TUBAN Kabupaten Tuban menjadi pusat perhatian nasional pada Sabtu (16/5/2026). Presiden Republik Indonesia, Prabowo Subianto, melakukan kunjungan kerja langsung ke Bumi Wali guna memperkuat pilar ketahanan pangan dan energi nasional.

Dalam kunjungan tersebut, Kepala Negara tidak hanya meresmikan infrastruktur strategis, tetapi juga turun ke sawah mengendarai traktor pemanen (Combine Corn Harvester) bersama para petani lokal di atas lahan perhutanan sosial seluas 101,5 hektare.

Lahan subur yang dipanen tersebut dikelola oleh empat kelompok, yakni KTH Wonolestari, LMDH Jenggolomanik, LMDH Wonomoyo, serta lahan milik PT Semen Indonesia. Dari luasan di Tuban ini, potensi hasil panen diperkirakan mencapai 609 ton jagung yang seluruhnya akan dikirim ke Bulog demi menjaga stabilitas pasokan pangan nasional.

Kegiatan di Tuban ini sekaligus menjadi motor penggerak Panen Raya Jagung Serentak Kuartal II Tahun 2026 yang digelar di berbagai wilayah Indonesia.

Kapolri Jenderal Pol. Listyo Sigit Prabowo, yang turut mendampingi Presiden, melaporkan bahwa total luasan panen nasional kali ini mencapai 189.760 hektare dengan potensi hasil mencengangkan, yakni sekitar 1,23 juta ton jagung. Menariknya, komoditas jagung kita kini tidak hanya memenuhi kebutuhan domestik, melainkan sudah siap merambah pasar internasional.

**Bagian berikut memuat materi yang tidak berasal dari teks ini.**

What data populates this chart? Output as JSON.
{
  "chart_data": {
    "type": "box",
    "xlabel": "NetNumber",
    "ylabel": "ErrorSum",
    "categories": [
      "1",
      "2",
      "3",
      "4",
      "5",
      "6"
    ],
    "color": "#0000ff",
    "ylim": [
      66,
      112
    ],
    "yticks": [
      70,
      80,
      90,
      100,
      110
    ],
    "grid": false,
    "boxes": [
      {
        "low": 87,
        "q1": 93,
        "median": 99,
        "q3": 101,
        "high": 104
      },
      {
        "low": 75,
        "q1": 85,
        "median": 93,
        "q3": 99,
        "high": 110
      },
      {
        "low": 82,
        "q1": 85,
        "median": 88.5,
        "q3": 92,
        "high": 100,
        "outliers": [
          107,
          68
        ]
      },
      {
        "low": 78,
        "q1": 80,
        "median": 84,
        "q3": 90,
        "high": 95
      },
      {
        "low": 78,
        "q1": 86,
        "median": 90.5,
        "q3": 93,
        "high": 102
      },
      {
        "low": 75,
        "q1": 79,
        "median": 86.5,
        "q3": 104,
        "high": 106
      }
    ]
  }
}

“Sebanyak 100 ton jagung hasil panen tersebut akan diekspor ke Malaysia melalui perbatasan Jagoi-Babang Kabupaten Bengkayang, Kalimantan Barat,” ungkap Kapolri Jenderal Pol. Listyo Sigit Prabowo dalam rilis dari Biro Pers, Media dan Informasi Sekretariat Presiden, Sabtu (16/5/2026).

Selain memanen jagung, agenda Presiden Prabowo di Tuban juga ditandai dengan groundbreaking 10 Gudang Ketahanan Pangan Polri serta peluncuran operasional 166 Satuan Pelayanan Pemenuhan Gizi (SPPG) Polri Tahun 2026.

Di sela-sela acara, Presiden mengaku sangat lega dan mengapresiasi tinggi lahirnya inovasi lokal dari putra-putri daerah, salah satunya adalah pemanfaatan tongkol jagung yang biasanya dibuang menjadi limbah kini bisa dimanfaatkan menjadi briket arang siap pakai.

“Saya gembira. Bukan saya pura-pura. Saya lega. Kenapa? Karena dunia krisis energi, negara-negara panik. Tapi sekarang saya dikasih tahu, ‘Pak tenang, kita bisa bikin briket arang dari tongkol jagung.’ Waduh, luar biasa. Tadinya tongkol itu dibuang, ya. Sekarang bisa jadi sumber energi,” ucap Presiden Prabowo dengan nada bangga.

Tak hanya briket tongkol jagung, orang nomor sati di Indonesia ini juga menyoroti pengembangan pupuk berbahan batu bara kalori rendah. Inovasi ini digadang-gadang mampu memangkas ketergantungan Indonesia terhadap pupuk impor yang kerap mempermainkan harga di tingkat petani.

“Begitu kita lepas dari ketergantungan pupuk dari luar negeri, kita menjadi sangat kuat. Saya minta ini diimplementasi, konsep temuan bagus,” tegasnya.

Presiden menekankan bahwa urusan perut dan energi adalah urusan kedaulatan bangsa. Oleh karena itu, seluruh produk inovasi, mulai dari pupuk alternatif hingga bahan energi murah, nantinya akan didistribusikan secara luas kepada masyarakat melalui Koperasi Desa/Kelurahan Merah Putih (KDKMP).

Langkah hilirisasi ini diambil agar masyarakat pedesaan bisa mendapatkan akses kebutuhan pokok dan pertanian dengan harga sekondusif mungkin.

“Kuncinya kita harus beri bahan yang penting untuk rakyat dengan harga semurah-murahnya. Semurah-murahnya supaya rakyat kita daya belinya meningkat, kehidupannya lebih baik, kualitas hidupnya lebih baik,” pungkas Presiden Prabowo mengakhiri sambutannya di Tuban.

Kunjungan kerja ini menegaskan posisi Kabupaten Tuban bukan sekadar daerah pelintasan, melainkan salah satu lumbung pangan dan pusat lahirnya inovasi strategis yang diakui langsung oleh orang nomor satu di Indonesia. (Hus/Tgb).